Leafing through the Literature

Thalyana Smith-Vikos

Highlighting recently published articles in molecular biology, genetics, and other hot topics

Trusting Your Gut Microbiota

Changes in human gut microbiota have been linked to an increasing likelihood of developing metabolic diseases. Karlsson et al. sequenced the fecal metagenome of 145 European women with normal, impaired or diabetic glucose control. From these profiles, the researchers developed a mathematical model to identify cases of type 2 diabetes, and predicted an individual’s diabetes-like metabolism by applying the model to women with impaired glucose control. They also discriminated between metagenomic markers for type 2 diabetes in their European cohort compared to a recently published Chinese cohort.

Modi et al. were interested in studying changes in murine gut microbiota due to antibiotic treatment. Specifically, they sequenced the bacterial phageome as a mechanism of identifying bacterial adaptation in the presence of antibiotic stress. They found that antibiotic treatment leads to an up-regulation of phage genes that confer specific or broad drug resistance, and phages specifically improve the resistance of gut microflora. Antibiotic treatment also leads to increased gene exchange between phages and bacteria, and the authors hypothesized that the phageome may maintain gut microflora robustness under antibiotic treatment.

Selecting Transcription Factor Binding Sites, Naturally

Arbiza et al. elegantly explored how gene regulation has affected human evolution. They used whole-genome sequencing and ChIP-Seq to identify mutations which demonstrate that natural selection has impacted human transcription factor binding sites since our divergence from chimpanzees. The researchers discovered that, while protein-coding genes have experienced more selection pressure, certain transcription factor binding sites also show signs of evolutionary adaptation, in cases of both substitutions and polymorphisms. These findings may substantially alter how we view the development of human diseases.

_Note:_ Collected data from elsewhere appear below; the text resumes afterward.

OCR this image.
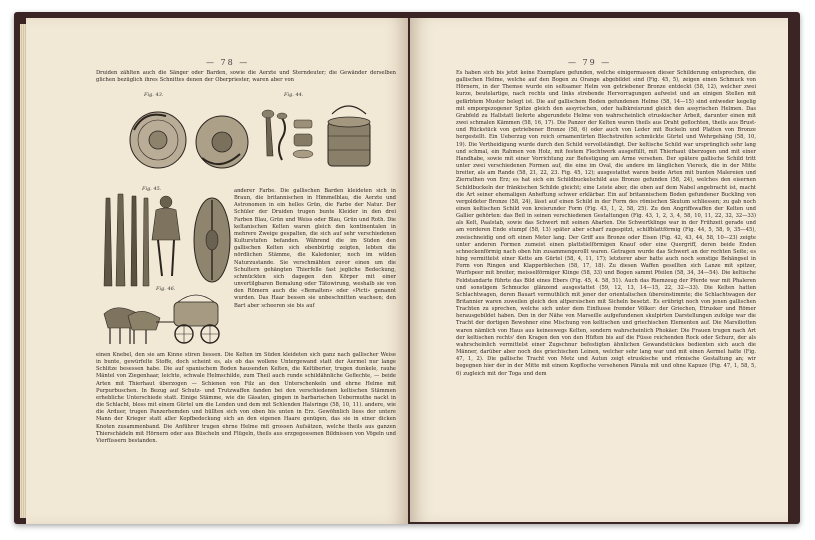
— 78 —
Druiden zählten auch die Sänger oder Barden, sowie die Aerzte und Sterndeuter; die Gewänder derselben glichen bezüglich ihres Schnittes denen der Oberpriester, waren aber von
Fig. 43.	Fig. 44.
Fig. 45.
Fig. 46.
anderer Farbe. Die gallischen Barden kleideten sich in Braun, die britannischen in Himmelblau, die Aerzte und Astronomen in ein helles Grün, die Farbe der Natur. Der Schüler der Druiden trugen bunte Kleider in den drei Farben Blau, Grün und Weiss oder Blau, Grün und Roth. Die keltanischen Kelten waren gleich den kontinentalen in mehrere Zweige gespalten, die sich auf sehr verschiedenen Kulturstufen befanden. Während die im Süden den gallischen Kelten sich ebenbürtig zeigten, lebten die nördlichen Stämme, die Kaledonier, noch im wilden Naturzustande. Sie verschmähten zuvor einen um die Schultern gehängten Thierfelle fast jegliche Bedeckung, schmückten sich dagegen den Körper mit einer unvertilgbaren Bemalung oder Tätowirung, weshalb sie von den Römern auch die «Bemalten» oder «Picti» genannt wurden. Das Haar bessen sie unbeschnitten wachsen; den Bart aber scheeren sie bis auf
einen Knebel, den sie am Kinne stiren liessen. Die Kelten im Süden kleideten sich ganz nach gallischer Weise in bunte, gewürfelte Stoffe, doch scheint es, als ob das wollene Untergewand statt der Aermel nur lange Schlitze besessen habe. Die auf spanischem Boden hausenden Kelten, die Keltiberier, trugen dunkele, rauhe Mäntel von Ziegenhaar, leichte, schwale Helmschilde, zum Theil auch runde schildähnliche Geflechte, — beide Arten mit Thierhaut überzogen — Schienen von Filz an den Unterschenkeln und ehrne Helme mit Purpurbuschen. In Bezug auf Schutz- und Trutzwaffen fanden bei den verschiedenen keltischen Stämmen erhebliche Unterschiede statt. Einige Stämme, wie die Gäsaten, gingen in barbarischen Uebermuthe nackt in die Schlacht, bloss mit einem Gürtel um die Lenden und dem mit Schlenden Halsringe (58, 10, 11). andere, wie die Arduer, trugen Panzerhemden und hüllten sich von oben bis unten in Erz. Gewöhnlich liess der untere Mann der Krieger statt aller Kopfbedeckung sich an den eigenen Haare genügen, das sie in einer dicken Knoten zusammenband. Die Anführer trugen ehrne Helme mit grossen Aufsätzen, welche theils aus ganzen Thierschädeln mit Hörnern oder aus Büscheln und Flügeln, theils aus erzgegossenen Bildnissen von Vögeln und Vierfüssern bestanden.
— 79 —
Es haben sich bis jetzt keine Exemplare gefunden, welche einigermassen dieser Schilderung entsprechen, die gallischen Helme, welche auf den Bogen zu Orange abgebildet sind (Fig. 45, 5), zeigen einen Schmuck von Hörnern, in der Themse wurde ein seltsamer Helm von getriebener Bronze entdeckt (58, 12), welcher zwei kurze, beutelartige, nach rechts und links strebende Hervorragungen aufweist und an einigen Stellen mit gefärbtem Muster belegt ist. Die auf gallischem Boden gefundenen Helme (58, 14—15) sind entweder kegelig mit emporgezogener Spitze gleich den assyrischen, oder halbkreisrund gleich den assyrischen Helmen. Das Grabfeld zu Hallstatt lieferte abgerundete Helme von wahrscheinlich etruskischer Arbeit, darunter einen mit zwei schmalen Kämmen (58, 16, 17). Die Panzer der Kelten waren theils aus Draht geflochten, theils aus Brust- und Rückstück von getriebener Bronze (58, 6) oder auch von Leder mit Buckeln und Platten von Bronze hergestellt. Ein Ueberzug von reich ornamentirten Blechstreifen schmückte Gürtel und Wehrgehäng (58, 10, 19). Die Vertheidigung wurde durch den Schild vervollständigt. Der keltische Schild war ursprünglich sehr lang und schmal, ein Rahmen von Holz, mit festem Flechtwerk ausgefüllt, mit Thierhaut überzogen und mit einer Handhabe, sowie mit einer Vorrichtung zur Befestigung am Arme versehen. Der spätere gallische Schild tritt unter zwei verschiedenen Formen auf, die eine im Oval, die andere im länglichen Viereck, die in der Mitte breiter, als am Rande (58, 21, 22, 23. Fig. 45, 12); ausgestattet waren beide Arten mit bunten Malereien und Zierrathen von Erz; es hat sich ein Schildbuckelschild aus Bronze gefunden (58, 24), welches den eisernen Schildbuckeln der fränkischen Schilde gleicht; eine Leiste aber, die oben auf dem Nabel angebracht ist, macht die Art seiner ehemaligen Anheftung schwer erklärbar. Ein auf britannischem Boden gefundener Buckling von vergoldeter Bronze (58, 24), lässt auf einen Schild in der Form des römischen Skutum schliessen; zu gab noch einen keltischen Schild von kreisrunder Form (Fig. 43, 1, 2, 58, 25). Zu den Angriffswaffen der Kelten und Gallier gehörten: das Beil in seinen verschiedenen Gestaltungen (Fig. 43, 1, 2, 3, 4, 58, 10, 11, 22, 32, 32—33) als Kelt, Paalstab, sowie das Schwert mit seinen Abarten. Die Schwertklinge war in der Frühzeit gerade und am vorderen Ende stumpf (58, 13) später aber scharf zugespitzt, schilfblattförmig (Fig. 44, 5, 58, 9, 35—45), zweischneidig und oft einen Meter lang. Der Griff aus Bronze oder Eisen (Fig. 42, 43, 44, 58, 10—23) zeigte unter anderen Formen zumeist einen plattstielförmigen Knauf oder eine Quergriff, deren beide Enden schneckenförmig nach oben hin zusammengerollt waren. Getragen wurde das Schwert an der rechten Seite; es hing vermittelst einer Kette am Gürtel (58, 4, 11, 17); letzterer aber hatte auch noch sonstige Behängsel in Form von Ringen und Klapperblechen (58, 17, 18). Zu diesen Waffen gesellten sich Lanze mit spitzer, Wurfspeer mit breiter, meisselförmiger Klinge (58, 33) und Bogen sammt Pfeilen (58, 34, 34—54). Die keltische Feldstandarte führte das Bild eines Ebers (Fig. 45, 4. 58, 51). Auch das Riemzeug der Pferde war mit Phaleren und sonstigem Schmucke glänzend ausgestattet (59, 12, 13, 14—15, 22, 32—33). Die Kelten hatten Schlachtwagen, deren Bauart vermuthlich mit jener der orientalischen übereinstimmte; die Schlachtwagen der Britannier waren zuweilen gleich den altpersischen mit Sicheln besetzt. Es erübrigt noch von jenen gallischen Trachten zu sprechen, welche sich unter dem Einflusse fremder Völker: der Griechen, Etrusker und Römer herausgebildet haben. Den in der Nähe von Marseille aufgefundenen skulpirten Darstellungen zufolge war die Tracht der dortigen Bewohner eine Mischung von keltischen und griechischen Elementen auf. Die Marsiliotten waren nämlich von Haus aus keineswegs Kelten, sondern wahrscheinlich Phokäer. Die Frauen trugen nach Art der keltischen rechts' den Kragen den von den Hüften bis auf die Füsse reichenden Rock oder Schurz, der als wahrscheinlich vermittelst einer Zugschnur befestigten ähnlichen Gewandstückes bedienten sich auch die Männer, darüber aber noch des griechischen Leinen, welcher sehr lang war und mit einen Aermel hatte (Fig. 47, 1, 2). Die gallische Tracht von Metz und Autun zeigt etruskische und römische Gestaltung an; wir begegnen hier der in der Mitte mit einem Kopfloche versehenen Pänula mit und ohne Kapuze (Fig. 47, 1, 58, 5, 6) zugleich mit der Toga und dem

Carbon Dating Adult Hippocampal Neurons

While adult-born hippocampal neurons have been well-studied in rodents by contributing to cognitive plasticity, the effects of hippocampal neurogenesis in human adults remained elusive. By measuring concentration of 14C in new born neurons, Spalding et al. were able to observe the growth of human hippocampal neurons. 700 neurons are born every day in the hippocampus, and 1.75% of the neurons are replenished annually, but this number declines slightly in older adults. The authors concluded that hippocampal neurogenesis is in fact present throughout human adulthood and may contribute to brain function.

Long-Distance Chaperoning of Tissue Proteostasis

van Oosten-Hawle et al. used the nematode C. elegans as a model for studying how different tissues in an organism are each protected from proteotoxic stress. The authors saw that disruption of proteostasis in muscle cells consequently induces a systemic stress response across various tissues. Additionally, suppression of this protein misfolding in muscle cells is possible by elevating levels of the chaperone HSP90 in intestinal or neuronal cells just as effectively as inducing HSP90 expression in muscle cells themselves. Transcriptional regulation of HSP90 in these various tissues is mediated by PHA-4/FoxA and HSF-1. Thus, a localized area of protein misfolding is regulated by transcellular chaperone signaling to promote increased survival of the organism.

The Circle of Life (of an mRNA, that is)

When investigating how yeast mRNAs are degraded by the decaysome, Haimovich et al. observed that defects in multiple decaysome factors also led to down-regulation of mRNA transcription. The researchers further discovered that these decaysome factors are found in both the nucleus and cytoplasm and frequently shuttle between the two. These mRNA degradation factors are also thought to bind ~30bp upstream of transcription start sites and directly activate mRNA synthesis. Thus, maintaining mRNA levels follows a circular mechanism: transcription and mRNA decay are highly linked processes and are concurrently involved in regulating gene expression.